The Melting Pot Matures

canstockphoto4480931

A few weeks ago the Nobel Prize Committee announced the latest round of Nobel laureates for 2016. Seven Americans were named to this high honor—and six of the seven were immigrants, born outside of this country.

Immigration is frequently a hot topic during an election year, this one perhaps more than most. On the one side, we are told that immigration is costing us jobs, lowering our wages, and causing more crime. On the other side we are given a moral argument, that we are a nation of immigrants who should welcome others into our melting-pot culture as we have welcomed those who came before.

We set aside the moral side of this debate; while we occasionally dip into moral philosophy, this blog concerns itself chiefly with practical matters of economics. And as a practical matter, there are very good reasons why we should appreciate the value that immigrants bring to our country, above and beyond whatever Nobel prizes they may win.

As a country we are facing a demographic crisis. Since the 1970s, we have been having noticeably fewer children per family than we did previously. As our generation reaches retirement age, record numbers of Americans are leaving the workforce. I still plan on working until I’m 92—but many of my contemporaries have other plans. As we leave, there are more openings left behind than we have children and grandchildren to fill.

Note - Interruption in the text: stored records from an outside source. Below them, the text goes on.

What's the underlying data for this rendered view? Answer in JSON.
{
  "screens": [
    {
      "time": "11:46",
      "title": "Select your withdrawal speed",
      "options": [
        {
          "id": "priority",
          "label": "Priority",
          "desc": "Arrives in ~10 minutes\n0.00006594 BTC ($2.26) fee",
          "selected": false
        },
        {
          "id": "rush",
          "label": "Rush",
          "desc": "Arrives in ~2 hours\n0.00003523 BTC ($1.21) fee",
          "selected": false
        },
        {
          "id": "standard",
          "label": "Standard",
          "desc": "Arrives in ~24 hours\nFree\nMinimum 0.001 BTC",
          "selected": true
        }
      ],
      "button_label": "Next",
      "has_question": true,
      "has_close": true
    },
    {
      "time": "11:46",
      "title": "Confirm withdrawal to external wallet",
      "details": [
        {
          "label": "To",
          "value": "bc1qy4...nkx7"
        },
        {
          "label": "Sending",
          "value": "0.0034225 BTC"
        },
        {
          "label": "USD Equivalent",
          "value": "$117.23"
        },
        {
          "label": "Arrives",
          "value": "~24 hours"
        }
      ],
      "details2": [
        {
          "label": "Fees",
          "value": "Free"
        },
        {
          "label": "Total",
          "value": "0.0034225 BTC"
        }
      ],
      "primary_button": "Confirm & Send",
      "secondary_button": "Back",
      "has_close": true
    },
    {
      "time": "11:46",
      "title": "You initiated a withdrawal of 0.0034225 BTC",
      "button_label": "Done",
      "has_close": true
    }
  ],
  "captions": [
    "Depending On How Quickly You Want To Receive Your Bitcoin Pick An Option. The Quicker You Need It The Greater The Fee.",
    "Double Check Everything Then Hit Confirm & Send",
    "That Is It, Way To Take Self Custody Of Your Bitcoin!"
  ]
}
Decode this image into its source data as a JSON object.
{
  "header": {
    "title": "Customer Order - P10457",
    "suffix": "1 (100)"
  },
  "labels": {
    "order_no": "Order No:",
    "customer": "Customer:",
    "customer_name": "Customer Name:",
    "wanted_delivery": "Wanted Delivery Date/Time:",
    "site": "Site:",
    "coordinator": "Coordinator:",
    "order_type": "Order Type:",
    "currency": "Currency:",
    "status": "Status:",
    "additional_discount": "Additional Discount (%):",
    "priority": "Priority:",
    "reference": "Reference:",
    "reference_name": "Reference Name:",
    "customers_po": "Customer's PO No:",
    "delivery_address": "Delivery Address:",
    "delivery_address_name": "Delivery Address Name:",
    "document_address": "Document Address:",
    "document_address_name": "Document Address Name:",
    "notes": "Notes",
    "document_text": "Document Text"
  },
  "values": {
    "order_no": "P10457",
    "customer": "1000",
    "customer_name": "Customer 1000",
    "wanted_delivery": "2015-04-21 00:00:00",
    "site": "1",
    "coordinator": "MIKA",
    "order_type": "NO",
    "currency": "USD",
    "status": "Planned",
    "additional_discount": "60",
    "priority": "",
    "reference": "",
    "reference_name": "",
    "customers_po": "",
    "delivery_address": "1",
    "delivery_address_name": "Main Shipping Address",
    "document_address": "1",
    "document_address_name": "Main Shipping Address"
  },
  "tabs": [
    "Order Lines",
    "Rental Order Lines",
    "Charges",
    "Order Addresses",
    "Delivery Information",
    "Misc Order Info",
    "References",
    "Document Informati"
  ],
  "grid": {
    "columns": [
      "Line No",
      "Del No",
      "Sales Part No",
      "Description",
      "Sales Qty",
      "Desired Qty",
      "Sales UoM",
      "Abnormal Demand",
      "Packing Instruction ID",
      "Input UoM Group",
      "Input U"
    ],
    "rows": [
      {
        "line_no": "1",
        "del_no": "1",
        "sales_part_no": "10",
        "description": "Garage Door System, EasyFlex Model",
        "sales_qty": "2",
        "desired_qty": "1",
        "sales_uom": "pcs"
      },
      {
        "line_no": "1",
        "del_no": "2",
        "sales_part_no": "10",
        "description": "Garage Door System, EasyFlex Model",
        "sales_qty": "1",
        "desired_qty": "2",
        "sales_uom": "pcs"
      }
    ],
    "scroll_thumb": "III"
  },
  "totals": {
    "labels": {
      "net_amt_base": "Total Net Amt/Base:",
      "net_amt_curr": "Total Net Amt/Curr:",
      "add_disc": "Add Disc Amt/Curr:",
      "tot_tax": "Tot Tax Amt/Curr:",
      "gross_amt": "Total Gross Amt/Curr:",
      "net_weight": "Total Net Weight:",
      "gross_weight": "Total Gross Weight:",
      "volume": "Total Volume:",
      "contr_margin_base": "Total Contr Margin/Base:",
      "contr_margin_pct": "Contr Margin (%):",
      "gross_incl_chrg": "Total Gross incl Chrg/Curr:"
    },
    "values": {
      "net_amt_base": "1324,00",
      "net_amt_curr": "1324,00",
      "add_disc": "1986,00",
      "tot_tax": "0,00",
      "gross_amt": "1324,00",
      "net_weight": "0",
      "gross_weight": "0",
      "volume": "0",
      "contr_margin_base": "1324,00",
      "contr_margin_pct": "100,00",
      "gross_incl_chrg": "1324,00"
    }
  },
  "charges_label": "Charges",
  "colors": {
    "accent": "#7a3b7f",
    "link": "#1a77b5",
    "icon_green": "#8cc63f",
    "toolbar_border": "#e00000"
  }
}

This demographic wall creates a major drag on the economy: we want to grow our economy faster, but we simply don’t have enough workers to do it. For the past year we’ve seen the unemployment rate hovering at 5% and below. Even as the economy recovers and we start to add jobs, there’s going to be a very real question as to who will be filling them. The workers simply aren’t there. To some extent this is a regional issue—some of our employment woes could be fixed by having job-seekers move from economically depressed areas to thriving areas where jobs are being created too quickly to fill. But not everyone can uproot their lives for work, and where people cannot or will not relocate, the only alternative is to import workers from elsewhere.

Ours is not the only country facing this demographic crisis. We need only look at Japan, Europe, and other parts of the developed world to see what happens when an aging population is not replaced. Many first world countries have a lower birth rate and lower immigration rate—and, not coincidentally, lower GDP growth. We would do well to learn from their example what not to do.

This is not to say that we endorse open borders or encourage illegal immigration. We are a nation of law. We should have sensible laws that are enforced in a fair and even-handed manner. But to suggest that we should slam the door shut on immigrants is to ignore the economic reality we face. One of the best and surest ways to expand our economy is to add new people to it—and we will need to, if we wish to continue growing at a reasonable rate.


The opinions voiced in this material are for general information only.